The American Revolution (1754–1781)
Before and during the French and Indian War, from about 1650 to 1763, Britain essentially left its American colonies to run themselves in an age of salutary neglect. Given relative freedom to do as they pleased, the North American settlers turned to unique forms of government to match their developing new identity as Americans. They established representative legislatures and democratic town meetings. They also enjoyed such rights as local judiciaries and trials by jury in which defendants were assumed innocent until proven guilty. American shipping, although theoretically regulated by the Navigation Act, functioned apart from the mighty British fleet for more than a hundred years. Finally, the promise of an expansive, untamed continent gave all settlers a sense of freedom and the ability to start fresh in the New World.

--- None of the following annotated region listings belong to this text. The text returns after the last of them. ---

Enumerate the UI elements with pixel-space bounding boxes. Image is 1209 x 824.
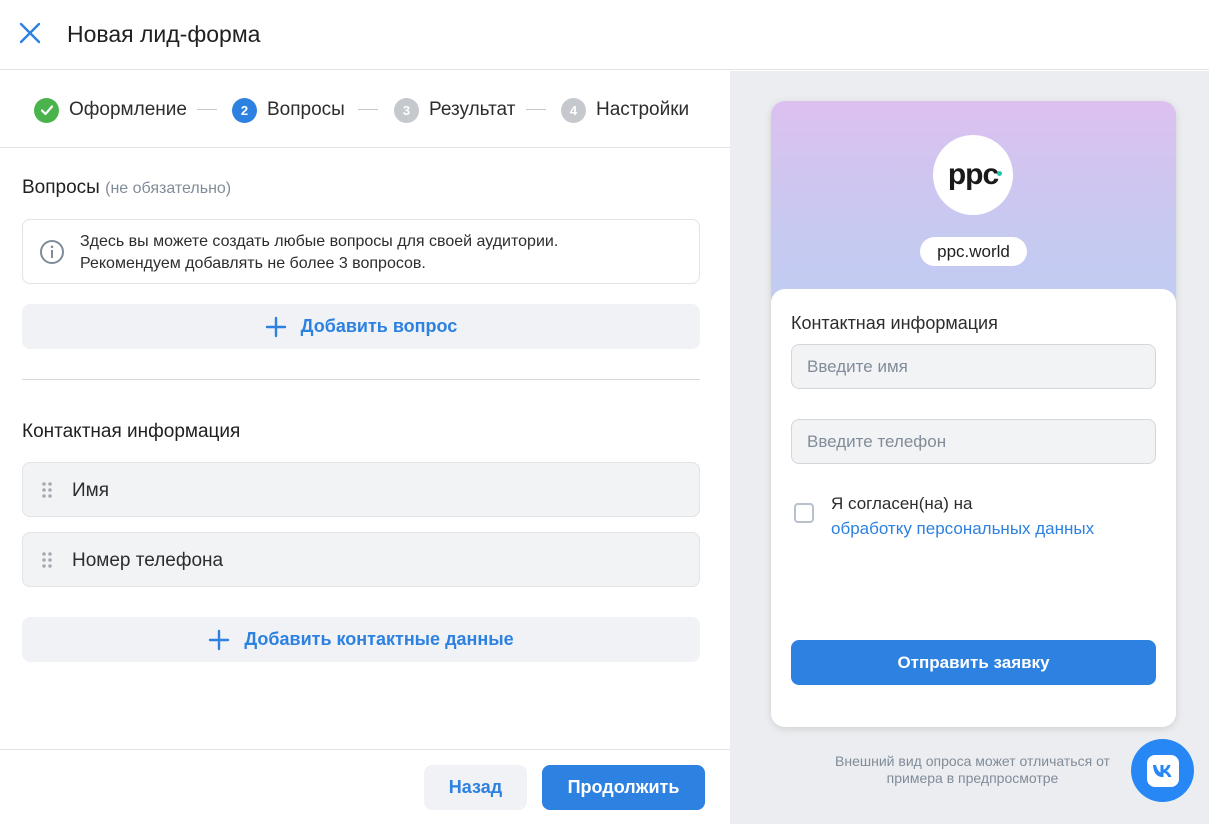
contacts-title: Контактная информация [22,421,241,442]
step-label: Вопросы [267,99,345,120]
plus-icon [265,316,286,337]
add-contact-button[interactable]: Добавить контактные данные [22,617,700,662]
contact-field-row[interactable]: Имя [22,462,700,517]
vk-logo-glyph [1152,764,1171,777]
logo-text: ppc [947,158,999,191]
preview-section-title: Контактная информация [791,313,998,333]
info-icon [40,240,64,264]
add-contact-label: Добавить контактные данные [244,629,514,649]
add-question-label: Добавить вопрос [300,316,458,336]
consent-checkbox[interactable] [794,503,814,523]
drag-handle-icon[interactable] [41,481,53,499]
contact-field-label: Номер телефона [72,550,224,571]
check-icon [40,105,53,116]
page-title: Новая лид-форма [67,21,261,47]
preview-pane: ppc ppc.world Контактная информация Я со… [730,71,1209,824]
info-callout: Здесь вы можете создать любые вопросы дл… [22,219,700,284]
consent-label: Я согласен(на) на [831,494,973,513]
consent-text: Я согласен(на) на обработку персональных… [831,491,1094,541]
optional-note: (не обязательно) [105,180,232,197]
contact-field-label: Имя [72,480,110,501]
preview-form: Контактная информация Я согласен(на) на … [771,289,1176,727]
step-connector [358,109,378,110]
preview-cover: ppc ppc.world [771,101,1176,311]
drag-handle-icon[interactable] [41,551,53,569]
step-number: 2 [232,97,257,123]
step-label: Результат [429,99,516,120]
stepper: Оформление 2 Вопросы 3 Результат 4 Настр… [0,71,730,148]
info-line: Здесь вы можете создать любые вопросы дл… [80,233,559,250]
step-label: Оформление [69,99,187,120]
step-number: 3 [394,97,419,123]
logo-dot [997,171,1002,176]
info-text: Здесь вы можете создать любые вопросы дл… [80,231,558,275]
footer: Назад Продолжить [0,749,730,824]
header: Новая лид-форма [0,0,1209,70]
submit-button[interactable]: Отправить заявку [791,640,1156,685]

After the French and Indian War, the age of salutary neglect was finished. Britain, wanting to replenish its drained treasury, placed a larger tax burden on America and tightened regulations in the colonies. Over the years, Americans were forbidden to circulate local printed currencies, ordered to house British troops, made to comply with restrictive shipping policies, and forced to pay unpopular taxes. Furthermore, many of those failing to comply with the new rules found themselves facing a British judge without jury. Americans were shocked and offended by what they regarded as violations of their liberties. Over time, this shock turned to indignation, which ultimately grew into desire for rebellion. In a mere twelve years—between the end of the French and Indian War in 1763 and the outbreak of the Revolutionary War in 1775—the colonists moved from offering nightly toasts to King George III’s health to demonstrations of outright hostility toward the British Crown.
The American Revolution had profound consequences, not only for the American colonists but for the rest of the world as well. Never before had a body of colonists so boldly declared their monarch and government incapable of governing a free people. The Thomas Jefferson–penned Declaration of Independence was as unique as it was reasonable, presenting a strong, concise case for American rebellion against a tyrannical government. Since then, his declaration has been a model for many groups and peoples fighting their own uphill battles.